Running a small business in Australia is a challenging affair. In addition to the daily challenges of running a business and trying to make it profitable, there are a myriad of other things to keep on top of. From superannuation for your staff, to arranging insurance and organising suppliers…especially if you’ve just started a new business, it can all seem overwhelming.
In the midst of all this work (and let’s face it…excitement too) it’s always a temptation to let the taxes take care of themselves; after all, when you’re a budding new business and are still working towards profitability, surely you don’t have any taxes to pay…you have to make a profit before tax is an issue, right?

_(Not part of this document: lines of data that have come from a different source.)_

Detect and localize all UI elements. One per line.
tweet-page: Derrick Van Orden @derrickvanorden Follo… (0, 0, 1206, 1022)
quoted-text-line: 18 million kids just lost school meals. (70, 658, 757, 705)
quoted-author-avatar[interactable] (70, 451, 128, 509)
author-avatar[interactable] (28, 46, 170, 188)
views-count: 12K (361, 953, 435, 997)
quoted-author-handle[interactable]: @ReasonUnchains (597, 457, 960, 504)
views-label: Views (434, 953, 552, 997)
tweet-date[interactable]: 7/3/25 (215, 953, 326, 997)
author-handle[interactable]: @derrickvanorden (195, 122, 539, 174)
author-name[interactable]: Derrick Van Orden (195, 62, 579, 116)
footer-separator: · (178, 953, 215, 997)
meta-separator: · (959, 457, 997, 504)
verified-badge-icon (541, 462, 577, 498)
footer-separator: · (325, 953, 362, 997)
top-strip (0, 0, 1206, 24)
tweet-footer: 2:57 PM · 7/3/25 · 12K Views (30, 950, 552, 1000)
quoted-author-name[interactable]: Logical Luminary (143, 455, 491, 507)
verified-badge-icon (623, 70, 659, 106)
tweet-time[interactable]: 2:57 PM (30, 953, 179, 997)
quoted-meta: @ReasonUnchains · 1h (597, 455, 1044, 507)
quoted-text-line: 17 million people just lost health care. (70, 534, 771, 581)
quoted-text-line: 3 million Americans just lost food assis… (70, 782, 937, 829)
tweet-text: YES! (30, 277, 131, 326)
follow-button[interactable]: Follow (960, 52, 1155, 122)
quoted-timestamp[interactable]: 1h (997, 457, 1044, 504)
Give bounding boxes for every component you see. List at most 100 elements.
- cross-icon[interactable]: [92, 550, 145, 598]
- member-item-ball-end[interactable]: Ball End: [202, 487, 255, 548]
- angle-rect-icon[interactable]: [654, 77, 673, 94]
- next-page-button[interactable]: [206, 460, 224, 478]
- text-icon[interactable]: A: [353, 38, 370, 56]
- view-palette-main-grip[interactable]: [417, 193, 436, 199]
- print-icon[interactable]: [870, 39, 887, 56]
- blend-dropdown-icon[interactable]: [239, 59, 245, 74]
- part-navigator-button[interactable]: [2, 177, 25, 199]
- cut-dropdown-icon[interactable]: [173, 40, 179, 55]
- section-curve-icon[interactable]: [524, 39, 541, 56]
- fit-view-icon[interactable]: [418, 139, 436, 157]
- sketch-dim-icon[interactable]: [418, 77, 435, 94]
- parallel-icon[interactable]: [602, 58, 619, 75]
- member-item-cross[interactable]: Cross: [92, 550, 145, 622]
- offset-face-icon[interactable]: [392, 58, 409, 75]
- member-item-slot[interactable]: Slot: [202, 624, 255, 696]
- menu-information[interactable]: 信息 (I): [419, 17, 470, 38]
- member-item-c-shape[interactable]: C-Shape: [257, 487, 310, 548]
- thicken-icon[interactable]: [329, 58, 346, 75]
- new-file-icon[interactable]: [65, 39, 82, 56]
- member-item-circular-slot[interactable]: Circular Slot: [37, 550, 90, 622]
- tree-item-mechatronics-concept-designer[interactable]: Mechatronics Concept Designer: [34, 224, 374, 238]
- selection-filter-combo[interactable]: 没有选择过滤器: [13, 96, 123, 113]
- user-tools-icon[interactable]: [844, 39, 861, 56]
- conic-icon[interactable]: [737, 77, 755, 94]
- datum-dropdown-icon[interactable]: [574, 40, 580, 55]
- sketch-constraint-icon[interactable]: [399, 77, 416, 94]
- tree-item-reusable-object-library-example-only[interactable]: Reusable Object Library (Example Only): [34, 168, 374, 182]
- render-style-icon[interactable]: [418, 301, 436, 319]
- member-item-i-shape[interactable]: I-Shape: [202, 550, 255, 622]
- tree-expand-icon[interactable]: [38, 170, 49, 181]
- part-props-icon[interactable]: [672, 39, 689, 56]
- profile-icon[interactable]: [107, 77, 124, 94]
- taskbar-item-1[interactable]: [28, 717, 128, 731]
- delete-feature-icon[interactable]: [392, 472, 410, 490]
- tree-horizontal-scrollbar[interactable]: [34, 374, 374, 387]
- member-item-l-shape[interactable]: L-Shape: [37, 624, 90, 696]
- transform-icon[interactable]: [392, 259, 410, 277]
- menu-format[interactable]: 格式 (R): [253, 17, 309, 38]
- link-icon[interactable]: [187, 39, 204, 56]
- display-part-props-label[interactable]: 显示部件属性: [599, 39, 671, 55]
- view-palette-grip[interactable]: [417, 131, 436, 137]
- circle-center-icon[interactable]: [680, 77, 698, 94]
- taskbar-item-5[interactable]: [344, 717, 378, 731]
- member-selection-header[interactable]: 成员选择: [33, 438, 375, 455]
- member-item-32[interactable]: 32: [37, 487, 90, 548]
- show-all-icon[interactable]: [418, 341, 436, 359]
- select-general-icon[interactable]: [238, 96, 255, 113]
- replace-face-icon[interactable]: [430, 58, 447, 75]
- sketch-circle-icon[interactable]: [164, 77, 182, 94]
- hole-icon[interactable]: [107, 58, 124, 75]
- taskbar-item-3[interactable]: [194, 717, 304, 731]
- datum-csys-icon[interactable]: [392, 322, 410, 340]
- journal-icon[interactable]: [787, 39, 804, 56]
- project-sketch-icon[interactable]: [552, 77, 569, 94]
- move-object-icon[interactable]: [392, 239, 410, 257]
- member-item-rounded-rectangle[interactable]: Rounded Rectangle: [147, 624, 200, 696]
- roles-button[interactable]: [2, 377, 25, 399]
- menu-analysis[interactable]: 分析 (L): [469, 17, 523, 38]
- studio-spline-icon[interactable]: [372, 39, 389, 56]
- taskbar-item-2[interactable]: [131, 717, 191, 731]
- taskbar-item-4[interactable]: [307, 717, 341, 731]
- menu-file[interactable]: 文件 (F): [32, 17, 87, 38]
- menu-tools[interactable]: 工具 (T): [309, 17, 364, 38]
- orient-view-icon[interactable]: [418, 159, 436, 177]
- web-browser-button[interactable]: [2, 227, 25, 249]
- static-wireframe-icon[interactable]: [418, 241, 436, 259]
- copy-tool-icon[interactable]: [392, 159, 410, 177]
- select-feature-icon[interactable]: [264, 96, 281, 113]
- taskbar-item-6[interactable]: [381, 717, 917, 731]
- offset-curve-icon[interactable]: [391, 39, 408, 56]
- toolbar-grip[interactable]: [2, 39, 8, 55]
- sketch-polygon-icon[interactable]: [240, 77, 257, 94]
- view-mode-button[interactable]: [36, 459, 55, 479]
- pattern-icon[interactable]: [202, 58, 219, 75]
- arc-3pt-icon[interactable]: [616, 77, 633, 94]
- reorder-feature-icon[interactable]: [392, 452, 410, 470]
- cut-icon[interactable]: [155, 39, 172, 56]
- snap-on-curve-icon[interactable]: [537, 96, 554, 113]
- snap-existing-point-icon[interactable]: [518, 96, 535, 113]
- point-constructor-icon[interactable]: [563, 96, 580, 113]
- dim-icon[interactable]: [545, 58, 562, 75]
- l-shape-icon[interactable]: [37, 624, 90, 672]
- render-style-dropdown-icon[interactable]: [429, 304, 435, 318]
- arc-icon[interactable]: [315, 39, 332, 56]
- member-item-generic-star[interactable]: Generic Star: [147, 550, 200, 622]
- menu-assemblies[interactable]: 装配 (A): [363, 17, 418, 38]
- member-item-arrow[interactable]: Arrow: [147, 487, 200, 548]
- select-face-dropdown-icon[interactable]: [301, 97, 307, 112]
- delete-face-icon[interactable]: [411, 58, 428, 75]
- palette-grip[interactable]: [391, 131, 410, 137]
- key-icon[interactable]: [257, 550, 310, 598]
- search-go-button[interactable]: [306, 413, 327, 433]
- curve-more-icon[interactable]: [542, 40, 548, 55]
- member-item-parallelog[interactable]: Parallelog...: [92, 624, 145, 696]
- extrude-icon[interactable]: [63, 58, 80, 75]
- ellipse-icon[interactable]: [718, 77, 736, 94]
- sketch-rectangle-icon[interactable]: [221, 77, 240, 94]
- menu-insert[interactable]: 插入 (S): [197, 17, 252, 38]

Actually, no. And this is a trap that many new businesses fall into; to assume that because your bank balance is about the same each month, that you are breaking even and shouldn’t have any tax to pay. It’s wrong to assume this.
It’s actually quite common to make a loss, but still have a lot of GST to pay; this is especially the case in the food business, where the majority of your expenses are fresh food and wages (neither of which give you a GST credit). And along with GST, employee PAYG is payable to the ATO, too.
That’s why it’s vitally important for new businesses to keep on top of their accounting. When you’ve just started a business, falling a few quarters behind on your GST might seem trivial, but it may hide a very nasty surprise and a big bill from the ATO when you do finally catch up.